The idea that Serbia is torn between the West and Russia is one that Vučić encourages. It bolsters his standing amongst the farmers, taxi drivers, and shop-owners: the petit-bourgeois who are his natural power-base. But the idea is false. Serbia is not torn between East and West. It is firmly in the economic grip of the EU, with which it does most of its trade. Yet Vučić refuses to implement sanctions against Russia. In one of the more ludicrous instances of kowtowing to Moscow for domestic political gain, he recently shifted the national holiday three days forward to accommodate a visit from Putin. And all this takes place amidst a cacophony of ever more earnest declarations of faith in the European Union.

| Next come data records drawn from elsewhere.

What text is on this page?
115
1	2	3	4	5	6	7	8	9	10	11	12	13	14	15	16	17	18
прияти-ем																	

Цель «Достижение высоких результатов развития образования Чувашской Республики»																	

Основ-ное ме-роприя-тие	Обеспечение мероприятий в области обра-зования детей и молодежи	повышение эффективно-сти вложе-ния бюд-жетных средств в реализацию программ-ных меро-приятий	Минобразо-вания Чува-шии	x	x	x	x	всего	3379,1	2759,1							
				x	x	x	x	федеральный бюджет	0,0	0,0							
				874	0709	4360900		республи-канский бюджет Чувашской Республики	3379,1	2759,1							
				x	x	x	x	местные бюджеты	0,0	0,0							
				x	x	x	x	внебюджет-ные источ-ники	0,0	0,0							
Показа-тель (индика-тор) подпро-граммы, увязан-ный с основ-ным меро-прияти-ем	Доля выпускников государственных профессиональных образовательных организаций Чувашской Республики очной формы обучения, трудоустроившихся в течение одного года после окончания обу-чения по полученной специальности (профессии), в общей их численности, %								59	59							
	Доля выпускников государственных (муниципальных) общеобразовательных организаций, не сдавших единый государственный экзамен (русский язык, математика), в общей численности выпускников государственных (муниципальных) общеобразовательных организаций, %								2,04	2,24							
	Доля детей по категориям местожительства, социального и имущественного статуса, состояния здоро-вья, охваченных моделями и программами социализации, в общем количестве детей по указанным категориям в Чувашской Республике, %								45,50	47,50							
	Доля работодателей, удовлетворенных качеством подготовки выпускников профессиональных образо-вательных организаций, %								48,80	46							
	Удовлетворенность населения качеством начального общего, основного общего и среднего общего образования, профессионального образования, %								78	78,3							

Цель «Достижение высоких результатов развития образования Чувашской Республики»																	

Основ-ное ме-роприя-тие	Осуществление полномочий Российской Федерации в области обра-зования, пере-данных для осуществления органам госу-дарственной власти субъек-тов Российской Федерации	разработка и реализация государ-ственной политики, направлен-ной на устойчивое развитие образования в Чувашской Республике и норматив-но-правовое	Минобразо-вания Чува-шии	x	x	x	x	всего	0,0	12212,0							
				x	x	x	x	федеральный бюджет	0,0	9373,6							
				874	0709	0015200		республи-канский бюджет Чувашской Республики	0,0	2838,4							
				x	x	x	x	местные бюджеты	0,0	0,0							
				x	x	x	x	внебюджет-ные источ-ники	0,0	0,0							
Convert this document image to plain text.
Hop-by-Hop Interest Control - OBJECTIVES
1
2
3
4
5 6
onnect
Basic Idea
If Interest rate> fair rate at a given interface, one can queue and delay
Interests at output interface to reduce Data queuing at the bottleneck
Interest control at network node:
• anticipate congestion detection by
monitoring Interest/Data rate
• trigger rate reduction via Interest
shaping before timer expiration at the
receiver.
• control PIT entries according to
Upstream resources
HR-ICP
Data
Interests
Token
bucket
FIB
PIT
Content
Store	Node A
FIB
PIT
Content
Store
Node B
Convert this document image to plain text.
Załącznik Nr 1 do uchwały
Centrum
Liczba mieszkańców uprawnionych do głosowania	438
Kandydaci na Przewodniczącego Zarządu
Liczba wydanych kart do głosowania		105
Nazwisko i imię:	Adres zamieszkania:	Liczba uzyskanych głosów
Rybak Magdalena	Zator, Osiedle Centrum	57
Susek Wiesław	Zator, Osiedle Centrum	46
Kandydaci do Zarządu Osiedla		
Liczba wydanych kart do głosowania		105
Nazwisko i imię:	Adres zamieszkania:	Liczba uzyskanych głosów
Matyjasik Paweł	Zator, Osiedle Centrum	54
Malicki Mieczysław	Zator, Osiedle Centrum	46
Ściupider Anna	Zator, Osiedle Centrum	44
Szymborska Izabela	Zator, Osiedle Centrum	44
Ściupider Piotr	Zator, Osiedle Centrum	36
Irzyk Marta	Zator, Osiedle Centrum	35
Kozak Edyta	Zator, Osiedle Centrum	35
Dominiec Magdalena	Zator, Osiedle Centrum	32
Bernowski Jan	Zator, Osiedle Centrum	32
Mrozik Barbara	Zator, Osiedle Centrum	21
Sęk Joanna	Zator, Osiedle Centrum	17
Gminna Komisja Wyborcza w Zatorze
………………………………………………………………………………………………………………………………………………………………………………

So we arrive at a paradox. Vučić’s ambition is to rehabilitate national pride in a broken country with a crippled economy. He realises that bluster will simply entrench his country’s isolation. But taking the only path forward involves disavowing much of what he has said and written for his entire political life. He has done this with gusto. Vučić recently enlisted Tony Blair – who played a key part in having Belgrade bombed during the 90s – to provide advice on foreign affairs. The last time his name appeared next to Blair’s was when he edited a book entitled British Gay Fart Tony Blair. Vučić has not changed. He continues to stir the embers of nationalism, albeit more quietly than in the past. The motives of Vučić’s European agenda have to do with restoring national pride, at a time when the diplomat quoted above reports Vučić himself as saying privately that tensions between the Serbs, and the Bosnians and Kosovars have reached levels not seen since the Balkan wars. For now, Vučić is here to stay. The road to EU accession is fraught with difficulties. It will force Serbia to change. The question is how Vučić, with his crypto-nationalist motives for joining the EU, will acclimatise to what Serbia is bound to become: a Western state, forced by the strictures of the Union into liberalism.